Late last week, the Facebook team wrote a blog post that let users “under the hood” to show them how Graph Search goes about indexing and ranking search query results on the social network.
In effect, this helps to close, or at least illuminate, the path that a particular query takes to identify the best possible search results, and knowing this information is half the battle.
It appears that Facebook uses a blending of data-driven techniques and “intuition” to rank the best results for a query by coming up with an idea for a ranking change (based on information from both ranking engineers and user feedback), implementing it, testing it and then launching it to a small fraction of users before measuring the impact it has on ranking changes.

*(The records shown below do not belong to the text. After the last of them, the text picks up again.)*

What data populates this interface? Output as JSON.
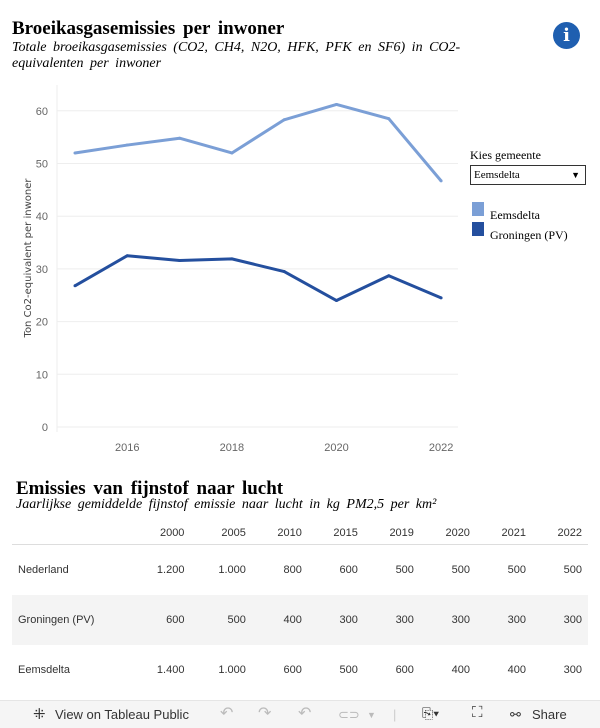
{
  "chart_data": {
    "type": "line",
    "title": "Broeikasgasemissies per inwoner",
    "subtitle": "Totale broeikasgasemissies (CO2, CH4, N2O, HFK, PFK en SF6) in CO2-equivalenten per inwoner",
    "ylabel": "Ton Co2-equivalent per inwoner",
    "xlabel": "",
    "x": [
      2015,
      2016,
      2017,
      2018,
      2019,
      2020,
      2021,
      2022
    ],
    "xticks": [
      "2016",
      "2018",
      "2020",
      "2022"
    ],
    "yticks": [
      "0",
      "10",
      "20",
      "30",
      "40",
      "50",
      "60"
    ],
    "ylim": [
      0,
      64
    ],
    "grid": true,
    "legend_placement": "right",
    "series": [
      {
        "name": "Eemsdelta",
        "color": "#7b9fd6",
        "values": [
          52.0,
          53.5,
          54.8,
          52.0,
          58.3,
          61.2,
          58.5,
          46.7
        ]
      },
      {
        "name": "Groningen (PV)",
        "color": "#244f9e",
        "values": [
          26.8,
          32.5,
          31.6,
          31.9,
          29.5,
          24.0,
          28.7,
          24.5
        ]
      }
    ]
  },
  "filter": {
    "label": "Kies gemeente",
    "value": "Eemsdelta"
  },
  "info_icon": "info-icon",
  "table": {
    "title": "Emissies van fijnstof naar lucht",
    "subtitle": "Jaarlijkse gemiddelde fijnstof emissie naar lucht in kg PM2,5 per km²",
    "columns": [
      "2000",
      "2005",
      "2010",
      "2015",
      "2019",
      "2020",
      "2021",
      "2022"
    ],
    "rows": [
      {
        "name": "Nederland",
        "values": [
          "1.200",
          "1.000",
          "800",
          "600",
          "500",
          "500",
          "500",
          "500"
        ]
      },
      {
        "name": "Groningen (PV)",
        "values": [
          "600",
          "500",
          "400",
          "300",
          "300",
          "300",
          "300",
          "300"
        ]
      },
      {
        "name": "Eemsdelta",
        "values": [
          "1.400",
          "1.000",
          "600",
          "500",
          "600",
          "400",
          "400",
          "300"
        ]
      }
    ]
  },
  "toolbar": {
    "view_label": "View on Tableau Public",
    "share_label": "Share"
  }
}
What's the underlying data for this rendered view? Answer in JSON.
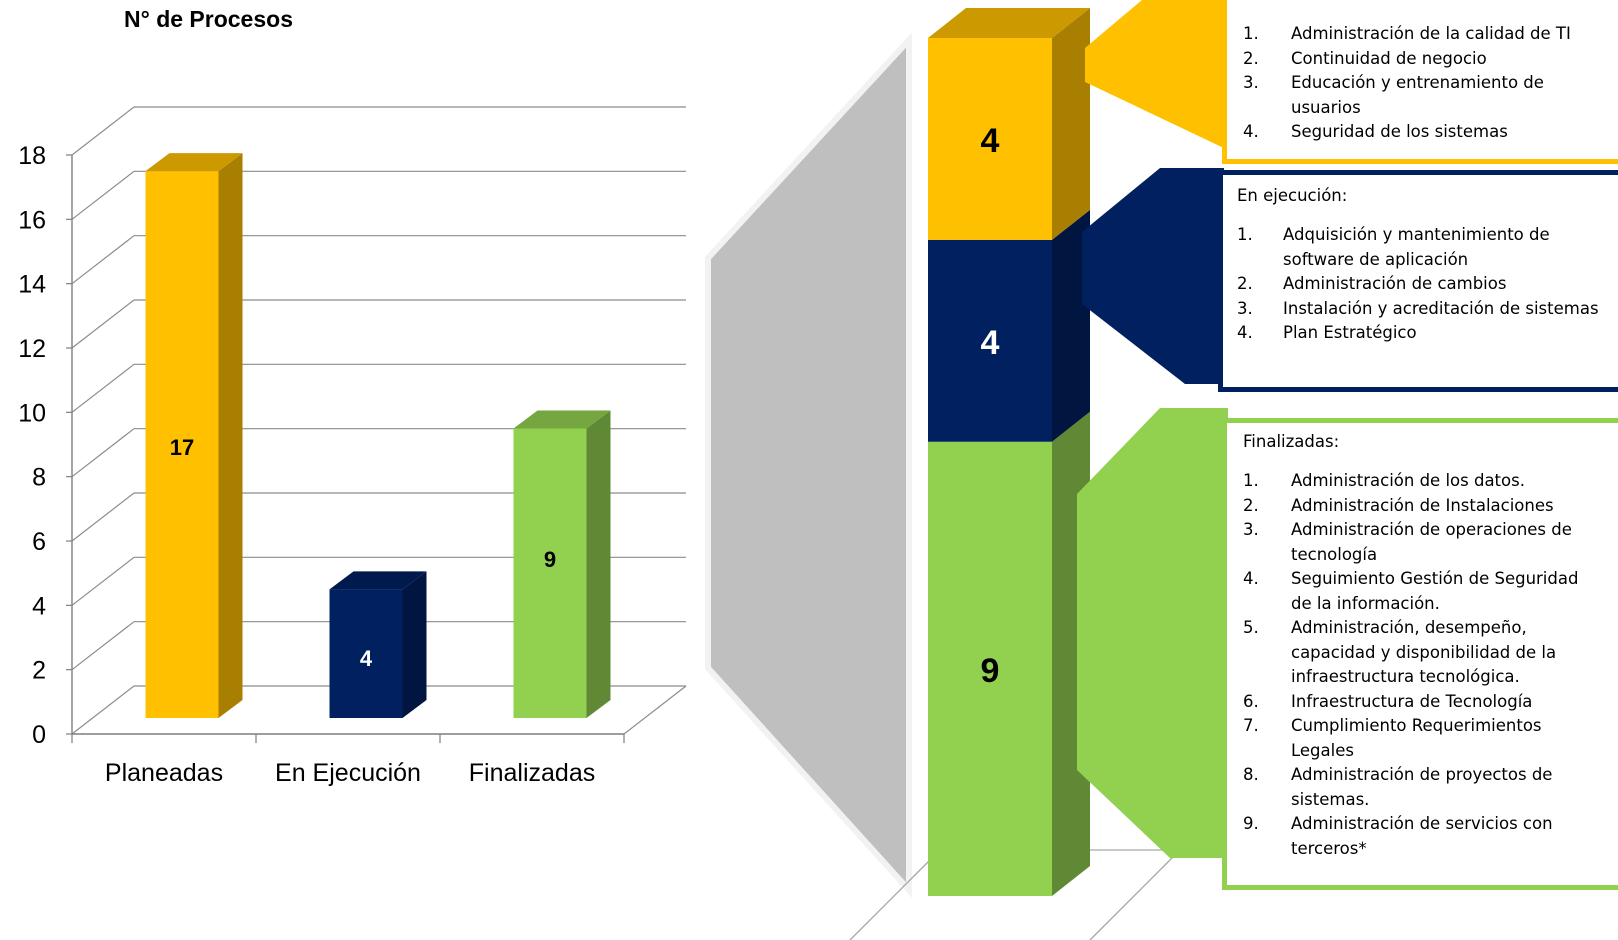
{
  "chart_data": [
    {
      "type": "bar",
      "title": "N° de Procesos",
      "categories": [
        "Planeadas",
        "En Ejecución",
        "Finalizadas"
      ],
      "values": [
        17,
        4,
        9
      ],
      "data_labels": [
        "17",
        "4",
        "9"
      ],
      "colors": [
        "#ffc000",
        "#002060",
        "#92d050"
      ],
      "yticks": [
        "0",
        "2",
        "4",
        "6",
        "8",
        "10",
        "12",
        "14",
        "16",
        "18"
      ],
      "ylim": [
        0,
        18
      ],
      "grid": true,
      "style": "3d-column"
    },
    {
      "type": "bar",
      "stacked": true,
      "categories": [
        ""
      ],
      "series": [
        {
          "value": 4,
          "label": "4",
          "color": "#ffc000"
        },
        {
          "value": 4,
          "label": "4",
          "color": "#002060"
        },
        {
          "value": 9,
          "label": "9",
          "color": "#92d050"
        }
      ],
      "style": "3d-stacked-column"
    }
  ],
  "callouts": {
    "planned": {
      "border_color": "#ffc000",
      "items": [
        {
          "n": "1.",
          "text": "Administración de la calidad de TI"
        },
        {
          "n": "2.",
          "text": "Continuidad de negocio"
        },
        {
          "n": "3.",
          "text": "Educación y entrenamiento de usuarios"
        },
        {
          "n": "4.",
          "text": "Seguridad de los sistemas"
        }
      ]
    },
    "exec": {
      "border_color": "#002060",
      "heading": "En ejecución:",
      "items": [
        {
          "n": "1.",
          "text": "Adquisición y mantenimiento de software de aplicación"
        },
        {
          "n": "2.",
          "text": "Administración de cambios"
        },
        {
          "n": "3.",
          "text": "Instalación y acreditación de sistemas"
        },
        {
          "n": "4.",
          "text": "Plan Estratégico"
        }
      ]
    },
    "final": {
      "border_color": "#92d050",
      "heading": "Finalizadas:",
      "items": [
        {
          "n": "1.",
          "text": "Administración de los datos."
        },
        {
          "n": "2.",
          "text": "Administración de Instalaciones"
        },
        {
          "n": "3.",
          "text": "Administración de operaciones de tecnología"
        },
        {
          "n": "4.",
          "text": "Seguimiento Gestión de Seguridad de la información."
        },
        {
          "n": "5.",
          "text": " Administración, desempeño, capacidad y disponibilidad de la infraestructura tecnológica."
        },
        {
          "n": "6.",
          "text": "Infraestructura de Tecnología"
        },
        {
          "n": "7.",
          "text": "Cumplimiento Requerimientos Legales"
        },
        {
          "n": "8.",
          "text": "Administración de proyectos de sistemas."
        },
        {
          "n": "9.",
          "text": "Administración de servicios con terceros*"
        }
      ]
    }
  }
}
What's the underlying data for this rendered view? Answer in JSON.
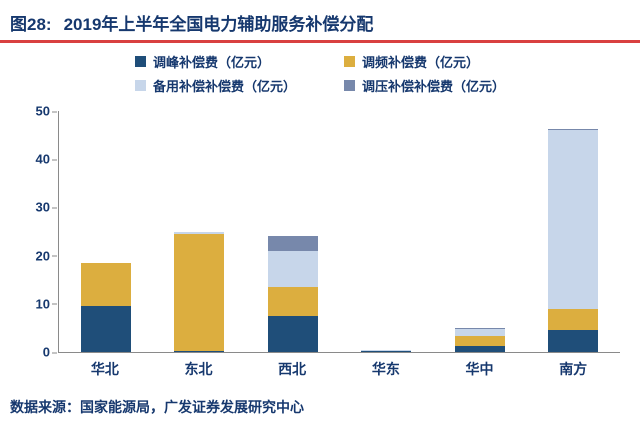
{
  "header": {
    "figure_label": "图28:",
    "title": "2019年上半年全国电力辅助服务补偿分配"
  },
  "footer": {
    "source": "数据来源：国家能源局，广发证券发展研究中心"
  },
  "colors": {
    "accent_red": "#D94040",
    "text_navy": "#16386E",
    "axis_gray": "#8a8a8a"
  },
  "chart_data": {
    "type": "bar",
    "stacked": true,
    "title": "2019年上半年全国电力辅助服务补偿分配",
    "categories": [
      "华北",
      "东北",
      "西北",
      "华东",
      "华中",
      "南方"
    ],
    "series": [
      {
        "name": "调峰补偿费（亿元）",
        "color": "#1F4E79",
        "values": [
          9.5,
          0.3,
          7.5,
          0.2,
          1.2,
          4.5
        ]
      },
      {
        "name": "调频补偿费（亿元）",
        "color": "#DCAE3F",
        "values": [
          9.0,
          24.2,
          6.0,
          0.1,
          2.2,
          4.5
        ]
      },
      {
        "name": "备用补偿补偿费（亿元）",
        "color": "#C7D6EA",
        "values": [
          0.0,
          0.5,
          7.5,
          0.1,
          1.3,
          37.0
        ]
      },
      {
        "name": "调压补偿补偿费（亿元）",
        "color": "#7788AB",
        "values": [
          0.0,
          0.0,
          3.0,
          0.1,
          0.3,
          0.3
        ]
      }
    ],
    "xlabel": "",
    "ylabel": "亿元",
    "ylim": [
      0,
      50
    ],
    "yticks": [
      0,
      10,
      20,
      30,
      40,
      50
    ],
    "grid": false,
    "legend_position": "top"
  }
}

And it all starts with Unicorn.
Unicorn is the inverted index framework that features the ability to build indices and retrieve data from the index, but more than all of that, it is “fundamentally an in-memory ‘database’ with a query language for retrieval.” However, before Facebook could begin to utilize Unicorn for Graph Search, the company had to add to its search ranking capabilities by adding things like query rewrites, forward indexing, A/B testing and extended retrieval operations with weak “and” and strong “or” recognition, in addition a number of other changes.
The Graph Search Lifecycle
All of these modifications serve Graph Search at different points throughout a query’s lifecycle, which largely takes place in two distinct phases: the query suggestion phase and the search phase. In the query suggestion phase, the query that a user types into the search box is parsed based on grammar by a Natural Language Processing (NLP) module, which then identifies the query for potential entities, before sending them along to Unicorn to conduct a search for them.
This is perhaps the most important step in the whole process, as it defines what type of entity the searcher may be looking for, thus signaling where Unicorn should look for the information, as Facebook altered the index framework to keep different entity types in separate verticals. In other words, it tells Unicorn what kind of results to present. For example, if a user types in “people who live in Sri,” the query will be sent with a strong bias toward cities and places, meaning location-based results will be more likely to appear because of the particular grammar qualifications of the query.
The search phase begins after a user had made a selection from Graph Search’s suggestions. Again, all of this new information is sent back to Unicorn via the “Top Aggregator,” which takes in raw query and user metadata information and then represents it at the end as the blended and rescored search results. This is where Graph Search is able to narrow down the original query to provide only relevant results unique to a user’s search. In addition, Graph Search is able to rewrite queries into a social context to bias the results socially, as every user is indexed with his or her friends.
Graph Search and You
Of all of the information released in the blog post (and there was a lot), perhaps the most important and useful of it all is that Facebook is not only going to use Graph Search to find data, but also to build upon it and include new features that will “become inputs to the scoring function” that “quantify important properties of the entities and/or the query.” This includes the distance between a searcher and a place, how close a searcher is from user results in terms of friend connections and the amount of overlap a query may have with an entity name, among others. In other words, spelling things right and having many friends are both great ways to improve your Facebook page’s performance when it comes to graph search results.
In the future, this could mean that an entity will have several different scores assigned to it, and Graph Search can select the top results based on each type of score. So, for instance, there could be three different scores for a “nearby” search that account for overall popularity, social bias and distance, thus allowing for greater diversity and more relevance in search results that are, ultimately, more useful for those searching as well as those being searched for.